The observed high vibration values that exceed ISO limits were as below:

Fig.2. Overall measurements results: Velocity in RMS (mm/s) and Envelope bearing in Peak (m/s2)


The first column is the measurement points location described in Figure 1.

The second column is the velocity in RMS (mm/s) according to ISO 10816. The red colour is class “D” and the yellow colour is class “C” according to ISO.

The third column is the bearing envelope in Peak (m/s2) which gives us early information about the bearing condition.


The FFT spectrum shows that the highest peak was at 9Hz, and it is not correlated to machinery speed, which is 1778 RPM (30 Hz).

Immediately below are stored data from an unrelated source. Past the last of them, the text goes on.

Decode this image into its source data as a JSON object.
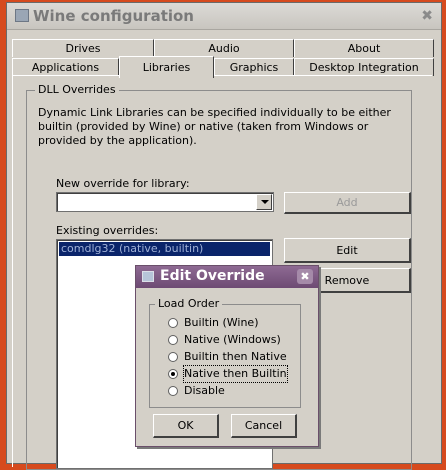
{
  "window": {
    "title": "Wine configuration",
    "close_glyph": "✖"
  },
  "tabs_top": [
    "Drives",
    "Audio",
    "About"
  ],
  "tabs_bottom": [
    "Applications",
    "Libraries",
    "Graphics",
    "Desktop Integration"
  ],
  "active_tab": "Libraries",
  "dll": {
    "group_label": "DLL Overrides",
    "description": "Dynamic Link Libraries can be specified individually to be either builtin (provided by Wine) or native (taken from Windows or provided by the application).",
    "new_override_label": "New override for library:",
    "new_override_value": "",
    "add_label": "Add",
    "existing_label": "Existing overrides:",
    "existing_items": [
      "comdlg32 (native, builtin)"
    ],
    "edit_label": "Edit",
    "remove_label": "Remove"
  },
  "dialog": {
    "title": "Edit Override",
    "close_glyph": "✖",
    "group_label": "Load Order",
    "options": [
      "Builtin (Wine)",
      "Native (Windows)",
      "Builtin then Native",
      "Native then Builtin",
      "Disable"
    ],
    "selected": "Native then Builtin",
    "ok_label": "OK",
    "cancel_label": "Cancel"
  }
}
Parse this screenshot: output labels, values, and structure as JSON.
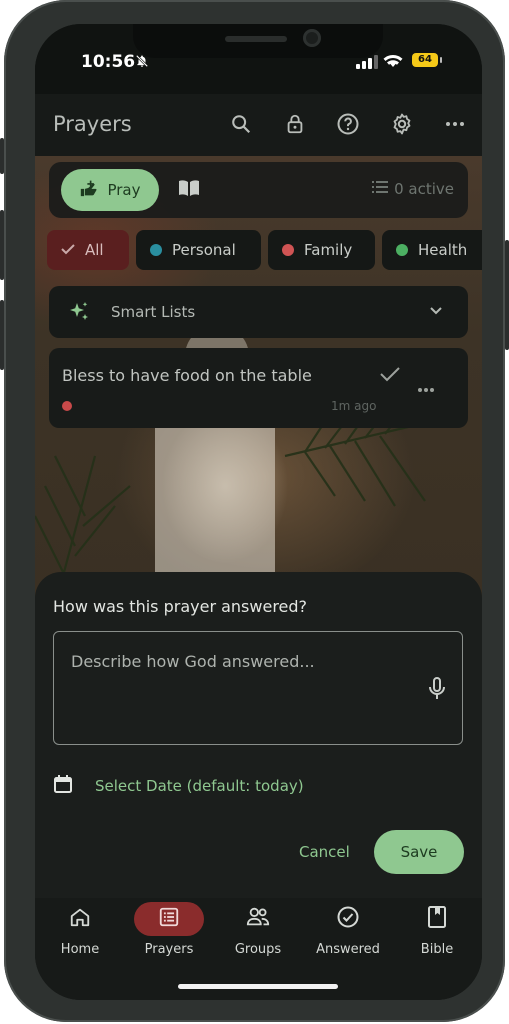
{
  "status_bar": {
    "time": "10:56",
    "battery": "64"
  },
  "app_bar": {
    "title": "Prayers"
  },
  "mode_bar": {
    "pray_label": "Pray",
    "active_label": "0 active"
  },
  "chips": [
    {
      "label": "All",
      "color": "#8e2f2f"
    },
    {
      "label": "Personal",
      "color": "#2a8fa0"
    },
    {
      "label": "Family",
      "color": "#d05454"
    },
    {
      "label": "Health",
      "color": "#4caf62"
    }
  ],
  "smart_lists": {
    "label": "Smart Lists"
  },
  "prayer_card": {
    "text": "Bless to have food on the table",
    "time_ago": "1m ago",
    "color": "#c84a4a"
  },
  "answer_sheet": {
    "question": "How was this prayer answered?",
    "placeholder": "Describe how God answered...",
    "date_label": "Select Date (default: today)",
    "cancel_label": "Cancel",
    "save_label": "Save"
  },
  "nav": {
    "items": [
      {
        "label": "Home",
        "icon": "home-icon"
      },
      {
        "label": "Prayers",
        "icon": "list-icon",
        "selected": true
      },
      {
        "label": "Groups",
        "icon": "groups-icon"
      },
      {
        "label": "Answered",
        "icon": "check-circle-icon"
      },
      {
        "label": "Bible",
        "icon": "bookmark-book-icon"
      }
    ]
  },
  "colors": {
    "accent": "#8fc890",
    "selected_nav": "#8a2c2c",
    "background": "#121513"
  }
}
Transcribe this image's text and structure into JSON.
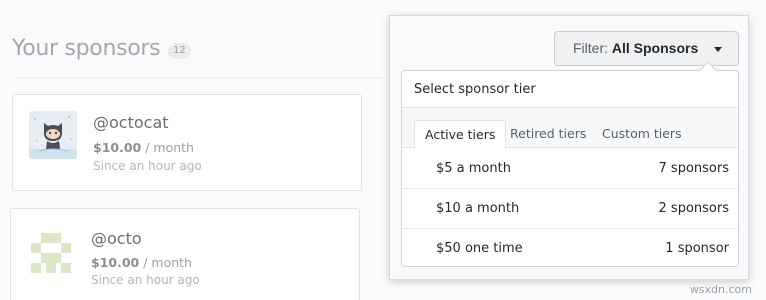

                                                                                              Fig.3. FFT spectrum of velocity signal from point HH1


During analysis, it was noticed that 9Hz can come from the Main Engine which have 6 cylinders. It was checked in the “measurement card” (received from the Crew) that during the test Main Engine was running at 90 RPM (1,5Hz). Additionally, the fact that the highest vibrations were observed on the Non-Drive End suggested that there is a problem with stiffness or external vibration. Taking all above information into account, the Crew was asked to perform additional measurements with the Main Engine stopped.

The next measurement obtained from the Crew confirmed our diagnosis. The overall vibration signals were significantly decreased and the FFT spectrum showed no sign of additional peaks, except the peaks from tested machinery (30Hz).

         Fig.4.Second overall measurements               results (Main Engine stopped):                       Velocity in RMS (mm/s) and                             Envelope bearing in Peak (m/s2)
                                                    Fig.5. FFT spectrum of velocity signal from point HH1, second measurements (Main Engine stopped).